It looks like we can get most of the way with the new PythonCall.jl package with a Tables.jl compatible interface as well:
(@v1.7) pkg> activate --temp
Activating new project at `/tmp/jl_cjhpZ1`
(jl_cjhpZ1) pkg> add CondaPkg
(jl_cjhpZ1) julia> using CondaPkg
(jl_cjhpZ1) pkg> conda add --pip pybaseball
(jl_cjhpZ1) pkg> add PythonCall
(jl_cjhpZ1) julia> using PythonCall # Should auto resolve and add pybaseball
(jl_cjhpZ1) julia> @py import pybaseball as pyb
This is a large query, it may take a moment to complete
100%|████████████████████████████████████████████████████████████████████████████████████| 3/3 [00:03<00:00, 1.29s/it]
Python DataFrame:
pitch_type game_date release_speed ... spin_axis delta_home_win_exp delta_run_exp
1206 SL 2017-06-26 83.8 ... 142 0.001 -0.416
1227 FF 2017-06-26 92.7 ... 198 0.0 0.0
1278 SL 2017-06-26 83.1 ... 99 0.0 0.087
1308 SL 2017-06-26 84.4 ... 124 0.0 0.0
1324 SL 2017-06-26 83.6 ... 130 0.0 0.0
... ... ... ... ... ... ... ...
3785 FF 2017-06-24 91.8 ... 182 0.022 -0.216
3978 FS 2017-06-24 82.6 ... 256 0.0 0.043
4026 SL 2017-06-24 85.9 ... 119 0.0 -0.062
4173 FF 2017-06-24 91.9 ... 192 0.0 -0.046
4244 FF 2017-06-24 92.4 ... 193 0.0 0.036
[11434 rows x 92 columns]
(jl_cjhpZ1) julia> df_py = pyb.statcast(start_dt="2017-06-24", end_dt="2017-06-26")

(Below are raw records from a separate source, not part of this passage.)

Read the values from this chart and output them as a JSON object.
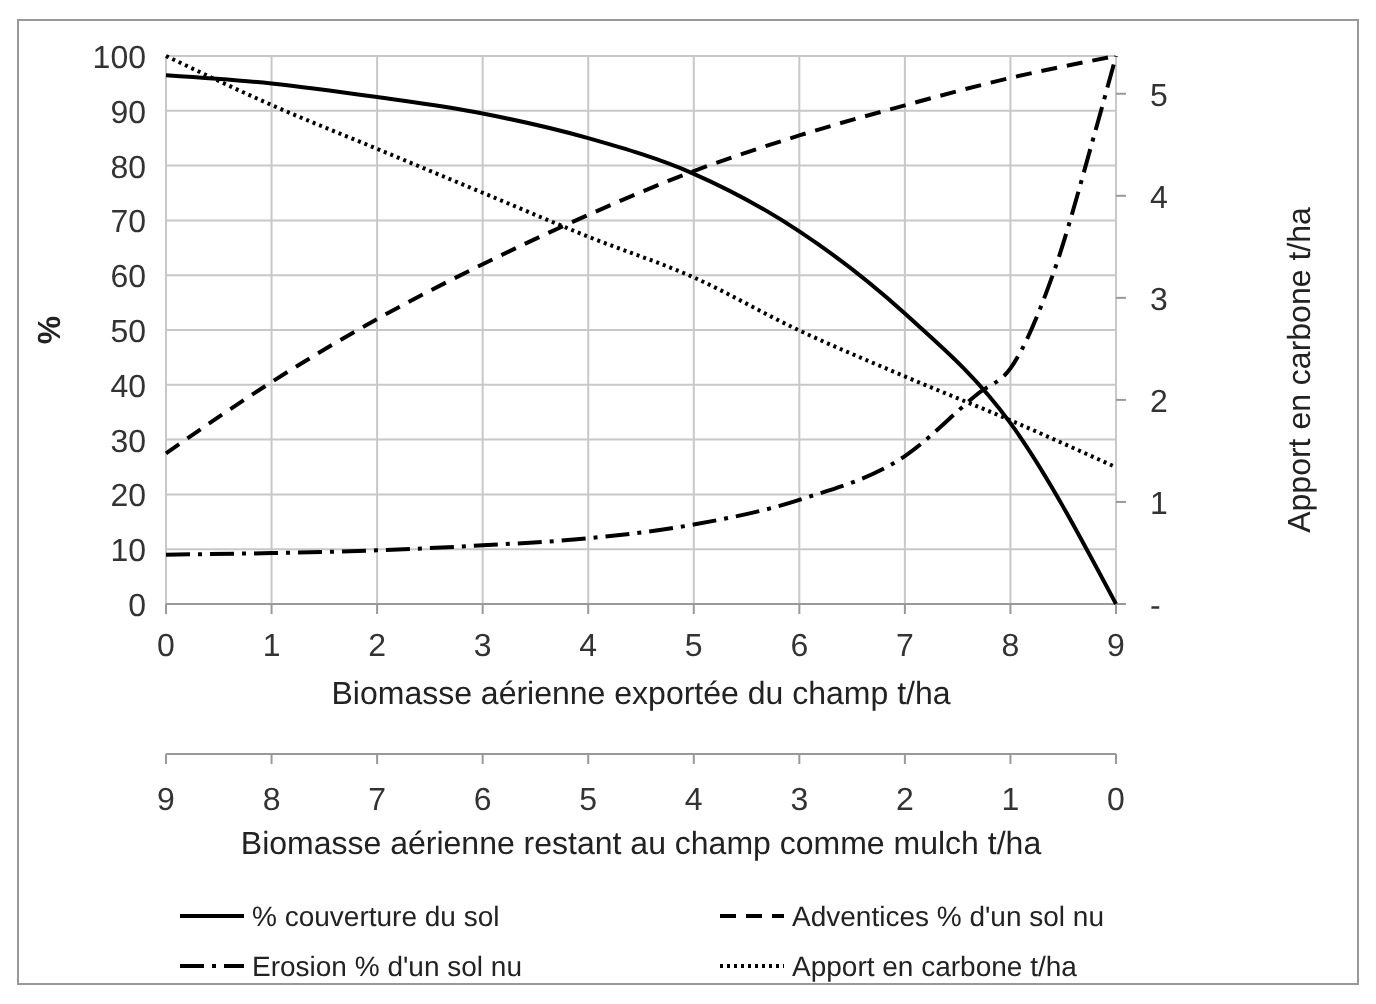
{
  "chart_data": {
    "type": "line",
    "xlabel": "Biomasse aérienne exportée du champ t/ha",
    "x2label": "Biomasse aérienne restant au champ comme mulch t/ha",
    "ylabel": "%",
    "y2label": "Apport en carbone t/ha",
    "x": [
      0,
      1,
      2,
      3,
      4,
      5,
      6,
      7,
      8,
      9
    ],
    "xlim": [
      0,
      9
    ],
    "xticks": [
      0,
      1,
      2,
      3,
      4,
      5,
      6,
      7,
      8,
      9
    ],
    "x2lim": [
      9,
      0
    ],
    "x2ticks": [
      9,
      8,
      7,
      6,
      5,
      4,
      3,
      2,
      1,
      0
    ],
    "ylim": [
      0,
      100
    ],
    "yticks": [
      0,
      10,
      20,
      30,
      40,
      50,
      60,
      70,
      80,
      90,
      100
    ],
    "y2lim": [
      0,
      5.37
    ],
    "y2ticks": [
      {
        "value": 0,
        "label": "-"
      },
      1,
      2,
      3,
      4,
      5
    ],
    "grid": true,
    "legend": "bottom",
    "marker": "none",
    "series": [
      {
        "name": "% couverture du sol",
        "color": "#000000",
        "line_style": "solid",
        "values": [
          96.5,
          95,
          92.5,
          89.5,
          85,
          78.5,
          68,
          53,
          33,
          0
        ]
      },
      {
        "name": "Adventices % d'un sol nu",
        "color": "#000000",
        "line_style": "dashed",
        "values": [
          27.5,
          40.5,
          52,
          62,
          71,
          79,
          85.5,
          91,
          96,
          100
        ]
      },
      {
        "name": "Erosion % d'un sol nu",
        "color": "#000000",
        "line_style": "dashdot",
        "x": [
          0,
          1,
          2,
          3,
          4,
          5,
          6,
          7,
          7.7,
          8,
          8.4,
          8.8,
          9
        ],
        "values": [
          9,
          9.3,
          9.8,
          10.7,
          12,
          14.5,
          19,
          27,
          38.5,
          43,
          60,
          86,
          100
        ]
      },
      {
        "name": "Apport en carbone t/ha",
        "color": "#000000",
        "line_style": "dotted",
        "axis": "y2",
        "values": [
          5.37,
          4.89,
          4.46,
          4.03,
          3.6,
          3.2,
          2.68,
          2.23,
          1.8,
          1.34
        ]
      }
    ]
  }
}
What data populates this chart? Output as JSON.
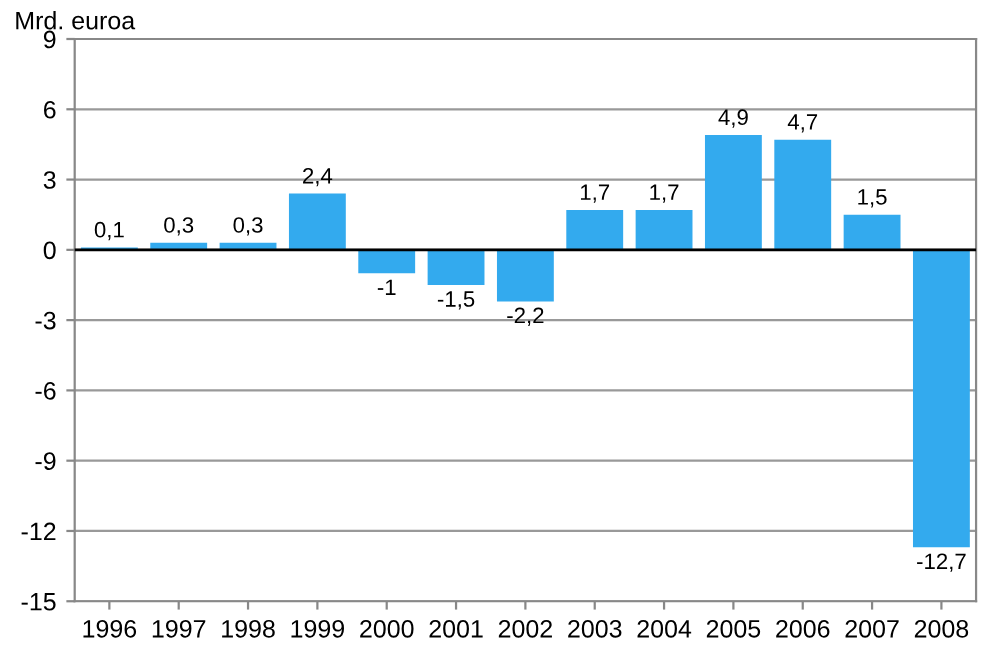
{
  "chart_data": {
    "type": "bar",
    "ylabel": "Mrd. euroa",
    "categories": [
      "1996",
      "1997",
      "1998",
      "1999",
      "2000",
      "2001",
      "2002",
      "2003",
      "2004",
      "2005",
      "2006",
      "2007",
      "2008"
    ],
    "values": [
      0.1,
      0.3,
      0.3,
      2.4,
      -1,
      -1.5,
      -2.2,
      1.7,
      1.7,
      4.9,
      4.7,
      1.5,
      -12.7
    ],
    "value_labels": [
      "0,1",
      "0,3",
      "0,3",
      "2,4",
      "-1",
      "-1,5",
      "-2,2",
      "1,7",
      "1,7",
      "4,9",
      "4,7",
      "1,5",
      "-12,7"
    ],
    "color": "#33aaee",
    "ylim": [
      -15,
      9
    ],
    "yticks": [
      -15,
      -12,
      -9,
      -6,
      -3,
      0,
      3,
      6,
      9
    ],
    "grid": "y",
    "ref_lines": [
      {
        "axis": "y",
        "value": 0,
        "color": "#000000"
      }
    ]
  }
}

(jl_cjhpZ1) julia> tbl = PyTable(df_py)
11434×92 PyPandasDataFrame
pitch_type game_date release_speed ... spin_axis delta_home_win_exp delta_run_exp
1206 SL 2017-06-26 83.8 ... 142 0.001 -0.416
1227 FF 2017-06-26 92.7 ... 198 0.0 0.0
1278 SL 2017-06-26 83.1 ... 99 0.0 0.087
1308 SL 2017-06-26 84.4 ... 124 0.0 0.0
1324 SL 2017-06-26 83.6 ... 130 0.0 0.0
... ... ... ... ... ... ... ...
3785 FF 2017-06-24 91.8 ... 182 0.022 -0.216
3978 FS 2017-06-24 82.6 ... 256 0.0 0.043
4026 SL 2017-06-24 85.9 ... 119 0.0 -0.062
4173 FF 2017-06-24 91.9 ... 192 0.0 -0.046
4244 FF 2017-06-24 92.4 ... 193 0.0 0.036
[11434 rows x 92 columns]
I think this can usually be converted to a DataFrame by just doing:
(jl_cjhpZ1) julia> using DataFrames
(jl_cjhpZ1) julia> df = DataFrame(tbl)
but here it looks to throw an out of bounds datetime error that may be related to this: python - pandas out of bounds nanosecond timestamp after offset rollforward plus adding a month offset - Stack Overflow
Sorry if this is the wrong place to ping you @cjdoris, but would this be something that could (or should) be handled on PythonCall.jl’s end in its datetime conversions?